Che emozione sentire risuonare nel teatro degli Animosi, che Campana certamente frequentò, i versi di ‘La petite promenade du poète’:
“Me ne vado per le strade/ Strette oscure e misteriose/ Vedo dietro le vetrate/ Affacciarsi Gemme e Rose./ Dalle scale misteriose/ C’è chi scende brancolando/ Dietro i vetri rilucenti/ Stan le ciane commentando… Già le case son più rade/ E cammina e via cammina/ Trovo l’erba: mi ci stendo/ A conciarmi come un cane/ Da lontano un ubriaco/ Canta amore alle persiane”.
Oppure di ‘Barche amorrate’:
“Le vele le vele le vele/ Che schioccano e frustano al ventro/ Che gonfia di vane sequele/ Le vele le vele le vele!/ Che tesson e tesson: lamento/ Volubil che l’onda che ammoraza/ Ne l’onda volubile smorza/ Ne l’ultimo schianto crudele/ Le vele le vele le vele”.
E, dopo le poesie, la presidente del Centro studi Mirna Gentilini consegna le magliette con il volto del poeta e i suoi versi stampati, come premio per aver partecipato a un contest che riguarda il film appena visto. La mattinata campaniana si conclude alla presenza del regista, che racconta un po’ la storia del film e parla delle sue prime venute a Marradi, quando visitò la casa della famiglia Campana e i luoghi frequentati dal poeta.

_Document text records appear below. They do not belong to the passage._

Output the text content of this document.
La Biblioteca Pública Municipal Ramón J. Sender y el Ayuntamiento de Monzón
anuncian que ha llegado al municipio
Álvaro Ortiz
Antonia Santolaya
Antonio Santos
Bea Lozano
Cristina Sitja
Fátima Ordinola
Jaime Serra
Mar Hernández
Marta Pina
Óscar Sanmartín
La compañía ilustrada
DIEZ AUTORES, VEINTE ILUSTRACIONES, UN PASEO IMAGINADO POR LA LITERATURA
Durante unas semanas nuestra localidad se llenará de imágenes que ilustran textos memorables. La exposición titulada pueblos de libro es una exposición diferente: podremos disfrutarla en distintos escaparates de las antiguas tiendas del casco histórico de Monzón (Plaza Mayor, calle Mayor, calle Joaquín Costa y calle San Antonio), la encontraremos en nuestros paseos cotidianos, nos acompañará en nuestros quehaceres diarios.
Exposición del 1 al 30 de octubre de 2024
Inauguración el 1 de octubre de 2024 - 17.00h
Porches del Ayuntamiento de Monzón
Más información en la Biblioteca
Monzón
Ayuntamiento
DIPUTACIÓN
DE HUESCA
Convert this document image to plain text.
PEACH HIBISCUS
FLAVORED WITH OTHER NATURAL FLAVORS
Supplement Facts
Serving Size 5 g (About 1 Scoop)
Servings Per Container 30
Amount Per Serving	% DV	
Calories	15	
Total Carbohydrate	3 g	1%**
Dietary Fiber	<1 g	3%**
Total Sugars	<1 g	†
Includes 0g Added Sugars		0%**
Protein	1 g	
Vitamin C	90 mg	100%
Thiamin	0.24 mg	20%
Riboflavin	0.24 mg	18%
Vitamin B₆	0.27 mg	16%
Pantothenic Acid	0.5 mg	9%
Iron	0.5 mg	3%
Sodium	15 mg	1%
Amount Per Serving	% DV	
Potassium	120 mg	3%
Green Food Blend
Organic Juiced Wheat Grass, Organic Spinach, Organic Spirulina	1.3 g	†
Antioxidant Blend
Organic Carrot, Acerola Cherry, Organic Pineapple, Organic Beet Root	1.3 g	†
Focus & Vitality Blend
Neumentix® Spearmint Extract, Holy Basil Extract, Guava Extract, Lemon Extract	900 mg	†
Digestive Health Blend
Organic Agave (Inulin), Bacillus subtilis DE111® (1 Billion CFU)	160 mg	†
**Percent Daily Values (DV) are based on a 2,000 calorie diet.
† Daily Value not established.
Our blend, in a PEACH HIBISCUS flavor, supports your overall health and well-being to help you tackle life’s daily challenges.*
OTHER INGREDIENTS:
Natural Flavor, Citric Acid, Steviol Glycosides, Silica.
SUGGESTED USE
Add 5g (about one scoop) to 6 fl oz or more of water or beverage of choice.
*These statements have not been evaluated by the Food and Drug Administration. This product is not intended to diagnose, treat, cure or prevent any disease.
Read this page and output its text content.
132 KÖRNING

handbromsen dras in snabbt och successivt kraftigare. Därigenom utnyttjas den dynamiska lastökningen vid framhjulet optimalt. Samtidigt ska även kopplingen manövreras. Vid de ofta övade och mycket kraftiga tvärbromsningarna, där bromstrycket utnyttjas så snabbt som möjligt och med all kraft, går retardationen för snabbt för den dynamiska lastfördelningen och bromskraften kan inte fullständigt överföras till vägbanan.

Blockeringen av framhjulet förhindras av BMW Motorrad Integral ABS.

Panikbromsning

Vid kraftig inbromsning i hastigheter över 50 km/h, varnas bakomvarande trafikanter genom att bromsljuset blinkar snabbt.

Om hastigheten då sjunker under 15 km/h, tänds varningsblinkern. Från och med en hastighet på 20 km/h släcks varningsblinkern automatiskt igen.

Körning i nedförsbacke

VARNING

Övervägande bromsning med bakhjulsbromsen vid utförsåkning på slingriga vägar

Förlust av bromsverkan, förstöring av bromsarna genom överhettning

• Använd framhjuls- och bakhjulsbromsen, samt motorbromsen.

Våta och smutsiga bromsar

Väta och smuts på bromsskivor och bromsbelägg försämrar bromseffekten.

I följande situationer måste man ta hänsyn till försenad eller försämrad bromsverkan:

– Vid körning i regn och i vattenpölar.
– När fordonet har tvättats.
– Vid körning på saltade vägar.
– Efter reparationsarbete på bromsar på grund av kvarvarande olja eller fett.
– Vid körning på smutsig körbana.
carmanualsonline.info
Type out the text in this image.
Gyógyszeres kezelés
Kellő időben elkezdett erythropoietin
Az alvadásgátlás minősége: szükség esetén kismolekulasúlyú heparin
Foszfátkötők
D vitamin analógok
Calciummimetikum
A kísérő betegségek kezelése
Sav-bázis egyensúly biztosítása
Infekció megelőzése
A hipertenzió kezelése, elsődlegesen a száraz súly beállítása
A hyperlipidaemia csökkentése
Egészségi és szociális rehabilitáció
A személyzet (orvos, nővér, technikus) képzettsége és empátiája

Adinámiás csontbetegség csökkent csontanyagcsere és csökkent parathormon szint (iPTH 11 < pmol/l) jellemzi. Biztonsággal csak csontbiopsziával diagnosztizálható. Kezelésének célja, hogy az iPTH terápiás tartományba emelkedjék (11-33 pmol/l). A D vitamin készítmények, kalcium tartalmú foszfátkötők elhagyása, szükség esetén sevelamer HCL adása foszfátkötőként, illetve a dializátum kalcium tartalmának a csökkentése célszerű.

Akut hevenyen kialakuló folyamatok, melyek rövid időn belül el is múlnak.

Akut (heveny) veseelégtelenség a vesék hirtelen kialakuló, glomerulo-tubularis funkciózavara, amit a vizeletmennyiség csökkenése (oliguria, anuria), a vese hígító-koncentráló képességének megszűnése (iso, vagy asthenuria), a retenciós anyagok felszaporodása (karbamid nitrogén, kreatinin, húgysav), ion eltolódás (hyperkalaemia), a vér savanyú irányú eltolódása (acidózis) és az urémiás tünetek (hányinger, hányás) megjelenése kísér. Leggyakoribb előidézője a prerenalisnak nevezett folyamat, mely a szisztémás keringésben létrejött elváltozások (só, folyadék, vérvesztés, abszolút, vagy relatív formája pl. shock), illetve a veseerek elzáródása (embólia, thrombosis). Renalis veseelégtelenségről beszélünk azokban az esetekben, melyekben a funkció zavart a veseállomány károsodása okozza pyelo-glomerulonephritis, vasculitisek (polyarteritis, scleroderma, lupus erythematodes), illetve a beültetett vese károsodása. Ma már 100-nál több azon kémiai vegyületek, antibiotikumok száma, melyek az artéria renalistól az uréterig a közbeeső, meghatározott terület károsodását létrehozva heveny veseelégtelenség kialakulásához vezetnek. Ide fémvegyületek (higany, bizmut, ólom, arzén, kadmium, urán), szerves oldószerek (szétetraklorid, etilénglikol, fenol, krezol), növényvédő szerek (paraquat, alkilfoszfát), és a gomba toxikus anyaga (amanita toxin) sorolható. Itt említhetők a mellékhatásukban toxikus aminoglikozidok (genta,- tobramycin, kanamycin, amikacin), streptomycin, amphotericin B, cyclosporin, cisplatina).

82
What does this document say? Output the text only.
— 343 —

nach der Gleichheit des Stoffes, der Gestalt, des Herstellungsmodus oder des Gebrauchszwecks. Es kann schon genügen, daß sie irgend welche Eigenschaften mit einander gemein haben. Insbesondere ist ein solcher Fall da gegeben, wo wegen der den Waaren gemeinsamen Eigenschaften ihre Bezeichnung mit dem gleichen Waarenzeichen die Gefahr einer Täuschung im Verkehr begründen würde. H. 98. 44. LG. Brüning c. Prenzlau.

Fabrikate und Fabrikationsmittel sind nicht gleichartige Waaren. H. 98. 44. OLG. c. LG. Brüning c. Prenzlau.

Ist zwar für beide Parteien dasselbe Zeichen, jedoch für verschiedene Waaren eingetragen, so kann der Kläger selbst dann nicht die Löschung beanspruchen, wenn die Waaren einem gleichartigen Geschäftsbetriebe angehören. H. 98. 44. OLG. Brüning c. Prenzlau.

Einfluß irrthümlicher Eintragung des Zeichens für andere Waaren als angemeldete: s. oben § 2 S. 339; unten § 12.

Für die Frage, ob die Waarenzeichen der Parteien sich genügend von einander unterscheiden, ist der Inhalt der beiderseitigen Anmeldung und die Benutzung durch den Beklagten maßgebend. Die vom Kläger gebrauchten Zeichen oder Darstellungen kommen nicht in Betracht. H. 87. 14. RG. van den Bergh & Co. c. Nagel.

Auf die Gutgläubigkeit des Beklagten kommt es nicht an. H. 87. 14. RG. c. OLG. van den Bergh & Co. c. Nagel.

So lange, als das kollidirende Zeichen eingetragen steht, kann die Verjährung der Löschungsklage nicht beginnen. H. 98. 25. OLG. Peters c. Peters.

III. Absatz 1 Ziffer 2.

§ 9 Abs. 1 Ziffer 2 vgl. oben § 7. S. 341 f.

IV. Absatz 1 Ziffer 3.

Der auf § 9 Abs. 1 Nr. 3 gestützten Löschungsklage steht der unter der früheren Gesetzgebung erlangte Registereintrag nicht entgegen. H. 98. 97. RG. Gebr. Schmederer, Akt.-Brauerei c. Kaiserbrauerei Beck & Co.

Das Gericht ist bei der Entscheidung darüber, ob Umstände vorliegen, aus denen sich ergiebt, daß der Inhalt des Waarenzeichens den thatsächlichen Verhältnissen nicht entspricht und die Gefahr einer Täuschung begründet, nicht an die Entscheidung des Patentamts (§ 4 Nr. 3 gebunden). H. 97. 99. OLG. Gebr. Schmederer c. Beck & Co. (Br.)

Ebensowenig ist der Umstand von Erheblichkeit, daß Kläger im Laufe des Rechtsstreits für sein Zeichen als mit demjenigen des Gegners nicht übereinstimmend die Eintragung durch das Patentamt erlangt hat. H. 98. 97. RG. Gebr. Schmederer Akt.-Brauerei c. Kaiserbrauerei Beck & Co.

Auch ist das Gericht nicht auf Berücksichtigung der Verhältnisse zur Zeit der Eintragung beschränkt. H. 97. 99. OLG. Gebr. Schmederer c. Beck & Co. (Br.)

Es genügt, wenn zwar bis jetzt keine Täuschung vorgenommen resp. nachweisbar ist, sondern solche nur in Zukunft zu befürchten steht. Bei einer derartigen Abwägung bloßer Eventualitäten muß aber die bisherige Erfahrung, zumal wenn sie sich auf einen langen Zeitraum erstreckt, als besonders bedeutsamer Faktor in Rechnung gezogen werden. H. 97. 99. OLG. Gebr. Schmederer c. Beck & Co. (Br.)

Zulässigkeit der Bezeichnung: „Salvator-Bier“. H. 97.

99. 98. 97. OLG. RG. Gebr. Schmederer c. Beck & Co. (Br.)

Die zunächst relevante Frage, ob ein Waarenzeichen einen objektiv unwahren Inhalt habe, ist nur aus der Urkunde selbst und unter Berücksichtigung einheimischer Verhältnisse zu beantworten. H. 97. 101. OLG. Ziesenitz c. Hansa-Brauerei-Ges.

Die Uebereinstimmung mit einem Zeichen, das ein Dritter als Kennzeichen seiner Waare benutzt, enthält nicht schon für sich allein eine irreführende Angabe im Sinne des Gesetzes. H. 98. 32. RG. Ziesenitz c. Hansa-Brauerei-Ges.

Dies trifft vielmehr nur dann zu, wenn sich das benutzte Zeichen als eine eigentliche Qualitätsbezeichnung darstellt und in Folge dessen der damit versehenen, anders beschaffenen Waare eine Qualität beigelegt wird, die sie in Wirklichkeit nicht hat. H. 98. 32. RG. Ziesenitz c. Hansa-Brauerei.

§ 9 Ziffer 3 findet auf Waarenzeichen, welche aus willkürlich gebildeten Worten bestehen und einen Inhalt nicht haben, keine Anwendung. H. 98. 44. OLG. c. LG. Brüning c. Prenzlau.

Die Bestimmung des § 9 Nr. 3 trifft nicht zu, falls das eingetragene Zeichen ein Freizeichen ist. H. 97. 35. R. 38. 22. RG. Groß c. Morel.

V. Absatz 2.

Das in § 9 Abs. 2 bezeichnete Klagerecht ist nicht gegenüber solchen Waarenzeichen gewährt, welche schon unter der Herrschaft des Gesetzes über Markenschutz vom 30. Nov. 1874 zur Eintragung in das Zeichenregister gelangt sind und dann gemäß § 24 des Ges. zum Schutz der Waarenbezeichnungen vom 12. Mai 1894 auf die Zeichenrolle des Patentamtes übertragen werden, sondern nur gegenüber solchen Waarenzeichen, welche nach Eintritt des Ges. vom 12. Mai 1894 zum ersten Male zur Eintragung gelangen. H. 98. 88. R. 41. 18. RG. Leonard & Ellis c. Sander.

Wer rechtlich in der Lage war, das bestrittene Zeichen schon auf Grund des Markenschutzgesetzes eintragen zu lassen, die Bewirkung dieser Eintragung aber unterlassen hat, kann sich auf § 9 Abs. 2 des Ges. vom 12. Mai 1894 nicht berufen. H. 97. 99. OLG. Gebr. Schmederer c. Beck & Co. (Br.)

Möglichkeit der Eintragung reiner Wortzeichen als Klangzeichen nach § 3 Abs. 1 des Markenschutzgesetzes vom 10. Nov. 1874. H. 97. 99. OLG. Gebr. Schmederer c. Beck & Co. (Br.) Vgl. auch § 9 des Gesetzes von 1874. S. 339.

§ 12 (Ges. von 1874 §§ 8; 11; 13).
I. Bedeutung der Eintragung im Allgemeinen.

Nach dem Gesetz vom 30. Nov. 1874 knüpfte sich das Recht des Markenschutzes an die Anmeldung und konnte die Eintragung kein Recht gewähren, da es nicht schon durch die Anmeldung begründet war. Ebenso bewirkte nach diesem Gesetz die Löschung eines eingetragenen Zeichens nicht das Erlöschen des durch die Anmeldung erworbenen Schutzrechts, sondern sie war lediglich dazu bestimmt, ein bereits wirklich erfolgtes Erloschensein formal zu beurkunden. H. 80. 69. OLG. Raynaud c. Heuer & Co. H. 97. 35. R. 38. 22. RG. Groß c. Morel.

I ragazzini lo subissano di domande e qualcuno lo rimprovera per aver girato solo poche scene nei dintorni di Marradi. Le mani continuano ad alzarsi per fare domande che sono tutte pertinenti e acute. Lui risponde, è contento davanti a tale entusiasmo. Fino a quando la prof dice che è ormai arrivata l’ora di chiudere la manifestazione e di tornare a scuola per il pranzo.
Giusto per dovere di cronaca, il regista de “Il più lungo giorno” è il sottoscritto.